- Wspaniale wrócić do Warszawy. Tu jako zawodnik Gwardii wygrałem walki w bokserskiej lidze - mówił uśmiechnięty Kliczko. Wach również podkreślał sentyment do stolicy, zaraz potem jednak przeszedł do konkretów. - Obiecuję, że nie dam ciała i napsuję Kliczce trochę krwi. Nie nastawiam się na nokaut. Mistrza nie da się jednak pokonać na punkty, dlatego będę musiał go powalić. Ostatni rywal, którego znokautowałem, długo nie wychodził ze szpitala - rzucił Polak w kierunku mistrza. - To w końcu chcesz posłać mnie na deski czy nie? - pytał opanowany jak zawsze Ukrainiec. - Teraz możemy sobie żartować, ale w ringu żarty się skończą - dodał.

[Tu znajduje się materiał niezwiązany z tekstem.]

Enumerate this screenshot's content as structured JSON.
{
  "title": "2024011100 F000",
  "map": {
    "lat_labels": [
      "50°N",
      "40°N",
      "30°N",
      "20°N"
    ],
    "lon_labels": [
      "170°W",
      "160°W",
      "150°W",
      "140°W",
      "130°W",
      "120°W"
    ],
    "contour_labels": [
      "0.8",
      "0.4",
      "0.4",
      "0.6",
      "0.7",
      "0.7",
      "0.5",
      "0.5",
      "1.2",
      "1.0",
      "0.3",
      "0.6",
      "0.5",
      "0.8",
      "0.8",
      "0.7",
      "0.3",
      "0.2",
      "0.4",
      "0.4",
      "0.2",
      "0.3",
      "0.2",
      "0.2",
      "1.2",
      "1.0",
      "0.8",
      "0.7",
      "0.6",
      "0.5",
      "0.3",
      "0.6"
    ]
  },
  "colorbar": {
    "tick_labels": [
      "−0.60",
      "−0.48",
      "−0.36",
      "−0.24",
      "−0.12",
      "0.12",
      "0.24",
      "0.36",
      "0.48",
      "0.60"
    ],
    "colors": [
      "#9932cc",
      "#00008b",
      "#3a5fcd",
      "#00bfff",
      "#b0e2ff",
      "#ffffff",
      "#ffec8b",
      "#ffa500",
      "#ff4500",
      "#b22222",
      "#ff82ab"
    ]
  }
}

Władymir Kliczko po raz pierwszy w karierze zmierzy się z rywalem wyższym od siebie. - Mariusz to kawał chłopa i nie chciałbym spotkać go w ciemnej alejce. Jeśli go zlekceważę, mogę przegrać, dlatego muszę być uważny - powiedział Kliczko, który na zawodowym ringu nie przegrał od ponad 8 lat.
Ukraina
Władymir Kliczko
Wzrost: 198 cm
Zasięg ramion: 206 cm
Bilans: 58 wygranych
(51 k.o.), 3 porażki (3 k.o.)
POLSKA
Mariusz Wach
Wzrost: 202 cm
Zasięg ramion: 208 cm
Bilans: 27 zwycięstw
(15 k.o.), 0 porażek
Jak zobaczyć tę walkę? Trzeba zapłacić!
Wiele wskazuje na to, że kibice w Polsce nie obejrzą walki Kliczki z Wachem na otwartym kanale. Trzeba będzie za nią dodatkowo zapłacić. - Wszystko powinno rozstrzygnąć się w ciągu najbliższych tygodni. Myślę, że za 2-3 tygodnie będzie jasne, która telewizja i w jakim systemie pokaże walkę. Pamiętajmy, że chociażby walka Adamka z Witalijem pokazywana w systemie pay-per-view okazała się wielkim hitem - powiedział nam menedżer braci Kliczków Bernd Boente.